Our Coimbatore Bureau reports: The Executive Director of City Union Bank, Mr N. Kamakodi, said: “The regulator has done everything to keep the liquidity position comfortable. The RBI is probably watching the impact of the CRR and repo rate cuts announced earlier. Having acted fast in the past, the RBI probably did not perceive the need to effect any cut now. This wait and watch decision looks logical,” he said.

“Since the Reserve Bank initiated necessary steps as and when needed, we did not expect the regulator to announce any rate cut today,” the Managing Director of South Indian Bank, Dr V.A. Joseph, said.

On the rise in the NPA level, he said SIB took a cautious approach and there was no compromise on asset quality.

Mr Rana Kapoor, Managing Director & CEO, YES Bank, said: The RBI has adopted a wait and watch approach with an assurance to “take calibrated monetary policy actions and at the appropriate time”. The deepening global financial crisis and the follow-on sharp domestic economic pain have continued to adversely impact India’s growth trajectory via the real as well as financial market channels.

Our Chennai/Mumbai Bureaus report: Mr Romesh Sobti, Managing Director and CEO, IndusInd Bank, said, “RBI has left the rates unchanged as it felt no compelling reasons to cut rates as both lending, deposit and inflation rates are tapering. I think the RBI wants the lag effect of the earlier monetary policy and rate cuts to percolate into the system before further cuts.”

“Supporting domestic spending and demand is the key. In my view, the RBI has correctly highlighted the need to ensure a steady flow of credit, which must flow towards investments and consumption. Going forward, we can expect the RBI to retain a dovish stance, lowering interest rates and taking steps to ensure the banking system has adequate liquidity,” said Mr Neeraj Swaroop, Regional Chief Executive, India & S. Asia, Standard Chartered Bank.

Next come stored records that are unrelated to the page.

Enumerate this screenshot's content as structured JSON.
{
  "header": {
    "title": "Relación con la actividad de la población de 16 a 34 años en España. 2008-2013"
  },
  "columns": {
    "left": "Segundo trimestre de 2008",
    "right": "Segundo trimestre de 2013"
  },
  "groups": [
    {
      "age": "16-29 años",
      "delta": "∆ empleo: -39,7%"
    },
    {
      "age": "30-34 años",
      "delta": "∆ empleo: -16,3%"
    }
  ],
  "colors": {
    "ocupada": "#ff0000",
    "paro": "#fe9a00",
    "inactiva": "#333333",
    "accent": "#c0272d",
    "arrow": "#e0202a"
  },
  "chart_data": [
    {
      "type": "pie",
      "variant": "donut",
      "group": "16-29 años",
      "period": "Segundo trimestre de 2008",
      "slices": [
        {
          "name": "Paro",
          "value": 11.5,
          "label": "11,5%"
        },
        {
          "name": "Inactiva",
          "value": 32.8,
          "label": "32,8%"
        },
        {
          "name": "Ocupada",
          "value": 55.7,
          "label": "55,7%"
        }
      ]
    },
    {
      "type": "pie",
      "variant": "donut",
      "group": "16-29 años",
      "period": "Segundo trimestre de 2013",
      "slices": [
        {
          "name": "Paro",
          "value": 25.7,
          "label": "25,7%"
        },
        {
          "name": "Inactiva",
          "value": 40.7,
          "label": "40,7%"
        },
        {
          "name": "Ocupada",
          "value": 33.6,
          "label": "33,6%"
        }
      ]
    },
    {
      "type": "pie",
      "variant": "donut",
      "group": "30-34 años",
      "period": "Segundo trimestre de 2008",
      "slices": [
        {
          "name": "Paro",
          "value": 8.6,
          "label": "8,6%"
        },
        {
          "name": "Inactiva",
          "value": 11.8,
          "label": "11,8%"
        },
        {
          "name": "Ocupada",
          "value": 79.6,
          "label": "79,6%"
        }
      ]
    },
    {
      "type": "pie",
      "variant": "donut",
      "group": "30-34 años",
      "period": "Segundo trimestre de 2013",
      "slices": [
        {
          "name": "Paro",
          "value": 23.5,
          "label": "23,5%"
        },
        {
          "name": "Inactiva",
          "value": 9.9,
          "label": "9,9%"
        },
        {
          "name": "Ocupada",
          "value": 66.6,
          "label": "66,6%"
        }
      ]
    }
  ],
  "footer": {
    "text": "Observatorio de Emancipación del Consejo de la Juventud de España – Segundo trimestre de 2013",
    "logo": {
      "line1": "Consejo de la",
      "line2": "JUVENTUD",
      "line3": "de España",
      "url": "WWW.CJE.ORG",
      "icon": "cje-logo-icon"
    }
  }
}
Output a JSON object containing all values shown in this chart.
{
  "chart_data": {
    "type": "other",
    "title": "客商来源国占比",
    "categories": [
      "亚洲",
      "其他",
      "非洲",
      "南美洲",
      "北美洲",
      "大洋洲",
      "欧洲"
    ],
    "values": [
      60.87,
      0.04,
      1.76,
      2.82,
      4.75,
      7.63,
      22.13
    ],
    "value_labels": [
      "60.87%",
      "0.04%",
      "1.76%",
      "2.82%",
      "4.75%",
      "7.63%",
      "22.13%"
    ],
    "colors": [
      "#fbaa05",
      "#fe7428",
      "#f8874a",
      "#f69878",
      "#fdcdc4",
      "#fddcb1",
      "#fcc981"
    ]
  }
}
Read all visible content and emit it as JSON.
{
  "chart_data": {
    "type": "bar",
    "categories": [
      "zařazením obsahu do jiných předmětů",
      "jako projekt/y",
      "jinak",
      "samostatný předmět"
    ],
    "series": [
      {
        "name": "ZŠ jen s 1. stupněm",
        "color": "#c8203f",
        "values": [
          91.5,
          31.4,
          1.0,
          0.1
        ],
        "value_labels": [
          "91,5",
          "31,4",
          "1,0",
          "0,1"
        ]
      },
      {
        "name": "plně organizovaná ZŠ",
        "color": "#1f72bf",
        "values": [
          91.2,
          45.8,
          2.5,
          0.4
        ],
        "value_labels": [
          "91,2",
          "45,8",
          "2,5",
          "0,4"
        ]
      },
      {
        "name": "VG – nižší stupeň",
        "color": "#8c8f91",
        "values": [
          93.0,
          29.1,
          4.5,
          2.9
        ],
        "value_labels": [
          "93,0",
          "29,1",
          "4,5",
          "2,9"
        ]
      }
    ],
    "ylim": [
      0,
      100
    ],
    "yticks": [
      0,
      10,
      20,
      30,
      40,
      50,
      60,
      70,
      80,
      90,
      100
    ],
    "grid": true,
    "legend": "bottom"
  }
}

“The “status quo” on the policy rates by the RBI is a step in the right direction at the current juncture, considering that rates have been aggressively cut in the recent months. That along with other measures has ensured easy liquidity conditions in the banking system,” Ms Meera Sanyal, Country Executive – India, ABN Amro Bank, said.

Mr Ashok Wadhwa, CEO & Managing Director, Ambit Corporate Finance, said: The Policy announcement was a non-event as status quo was maintained on key policy rates. Though there is room for another 50 bps cut on policy rates, the RBI may wait for a further drop in inflation (to around 4 per cent levels) before easing policy rates further. Hence, the RBI’s next move would be event-driven rather than time-driven.